Yürek bütün canlılar için kıymetli organlardandır.

Örneğin, bir Ceylan’ın yüreği ile bir Aslan’ın yüreği aynı değildir, birisi pıt-pıt atar, diğeri güm-güm. Hakeza öleceğini bile bile hainlerin üzerine atılan bir kahraman ile en küçük zorda yurdunu terk eden bir beslemenin yüreği de kıyaslanamaz.

Dolayısıyla yürek kelimesini herkes ağzına alamamalıdır, gerçek yüreğe hürmeten.

Bir adam, bu adam…

“…Bu adam iki saat içinde ülkeyi terk etti. Bunu hangi güç yapabildi? Üstelik yurt dışına çıkış yasağı varken, yüreğin yetiyorsa bunu araştır…”

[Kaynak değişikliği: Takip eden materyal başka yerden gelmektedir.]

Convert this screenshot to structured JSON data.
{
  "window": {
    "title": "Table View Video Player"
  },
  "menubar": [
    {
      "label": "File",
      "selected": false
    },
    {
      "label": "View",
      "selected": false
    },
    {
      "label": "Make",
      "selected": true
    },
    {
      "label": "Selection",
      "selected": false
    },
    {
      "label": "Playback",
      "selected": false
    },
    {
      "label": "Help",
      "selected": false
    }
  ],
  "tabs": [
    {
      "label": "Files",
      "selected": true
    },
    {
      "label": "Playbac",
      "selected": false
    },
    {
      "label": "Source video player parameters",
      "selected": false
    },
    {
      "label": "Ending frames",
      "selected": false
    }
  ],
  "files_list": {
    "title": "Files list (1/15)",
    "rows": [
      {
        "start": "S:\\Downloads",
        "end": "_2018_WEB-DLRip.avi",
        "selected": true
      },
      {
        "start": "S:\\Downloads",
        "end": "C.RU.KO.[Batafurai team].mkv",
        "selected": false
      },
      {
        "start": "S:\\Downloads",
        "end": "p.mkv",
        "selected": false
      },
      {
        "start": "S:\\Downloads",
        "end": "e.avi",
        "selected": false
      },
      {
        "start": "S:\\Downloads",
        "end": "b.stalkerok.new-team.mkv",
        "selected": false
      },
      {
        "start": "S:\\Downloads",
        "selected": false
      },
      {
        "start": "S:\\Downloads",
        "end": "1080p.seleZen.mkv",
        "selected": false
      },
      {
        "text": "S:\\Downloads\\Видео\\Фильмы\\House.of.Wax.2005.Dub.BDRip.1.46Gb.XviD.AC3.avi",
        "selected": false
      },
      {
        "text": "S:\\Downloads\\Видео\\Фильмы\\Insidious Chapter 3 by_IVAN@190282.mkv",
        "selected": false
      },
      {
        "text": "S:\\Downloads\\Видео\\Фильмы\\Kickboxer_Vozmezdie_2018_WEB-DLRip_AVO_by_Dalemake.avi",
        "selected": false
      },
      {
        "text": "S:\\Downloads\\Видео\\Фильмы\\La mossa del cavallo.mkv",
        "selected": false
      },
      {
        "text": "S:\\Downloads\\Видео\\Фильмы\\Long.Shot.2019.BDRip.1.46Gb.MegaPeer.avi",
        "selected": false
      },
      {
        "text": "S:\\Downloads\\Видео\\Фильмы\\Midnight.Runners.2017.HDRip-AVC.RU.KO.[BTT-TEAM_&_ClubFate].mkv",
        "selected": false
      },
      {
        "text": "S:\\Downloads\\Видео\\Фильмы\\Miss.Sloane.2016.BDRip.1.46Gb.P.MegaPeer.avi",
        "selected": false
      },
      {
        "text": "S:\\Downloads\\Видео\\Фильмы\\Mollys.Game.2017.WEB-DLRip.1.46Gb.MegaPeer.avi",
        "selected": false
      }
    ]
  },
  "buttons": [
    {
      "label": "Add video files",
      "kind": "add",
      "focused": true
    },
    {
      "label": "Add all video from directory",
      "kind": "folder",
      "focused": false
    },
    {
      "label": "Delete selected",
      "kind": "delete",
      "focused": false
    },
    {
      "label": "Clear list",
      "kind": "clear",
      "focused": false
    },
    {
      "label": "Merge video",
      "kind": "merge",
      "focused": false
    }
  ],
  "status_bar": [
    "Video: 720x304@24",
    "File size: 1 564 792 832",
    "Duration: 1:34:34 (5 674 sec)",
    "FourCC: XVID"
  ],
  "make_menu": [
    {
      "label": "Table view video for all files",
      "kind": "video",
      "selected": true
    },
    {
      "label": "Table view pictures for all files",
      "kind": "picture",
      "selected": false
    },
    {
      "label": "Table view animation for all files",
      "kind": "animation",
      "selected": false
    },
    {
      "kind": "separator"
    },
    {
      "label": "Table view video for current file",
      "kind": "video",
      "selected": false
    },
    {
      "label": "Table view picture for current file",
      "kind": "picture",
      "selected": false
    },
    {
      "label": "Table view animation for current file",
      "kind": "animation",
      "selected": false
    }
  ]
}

Bu söz, bir Anayasa Profesörüne, uzun yıllar iktidar partisinden Milletvekilliği ve yine uzun süre TBMM’nde Anayasa Komisyonu Başkanlığı yapan, çok istemesine rağmen kendisine Bakanlık görevi verilmeyen bir zata ait.

Bu zat Burhan Kuzu, “bu adam” dediği ise 6 Nisan 2018’de düzenlenen operasyonda uyuşturucu baronluğundan gözaltına alınan ve tutuklanan İranlı Naci Zindaşti. Bir gece yarısı tahliye edilmiş, savcılığın tahliyeye itirazına rağmen sırra kadem basmıştı.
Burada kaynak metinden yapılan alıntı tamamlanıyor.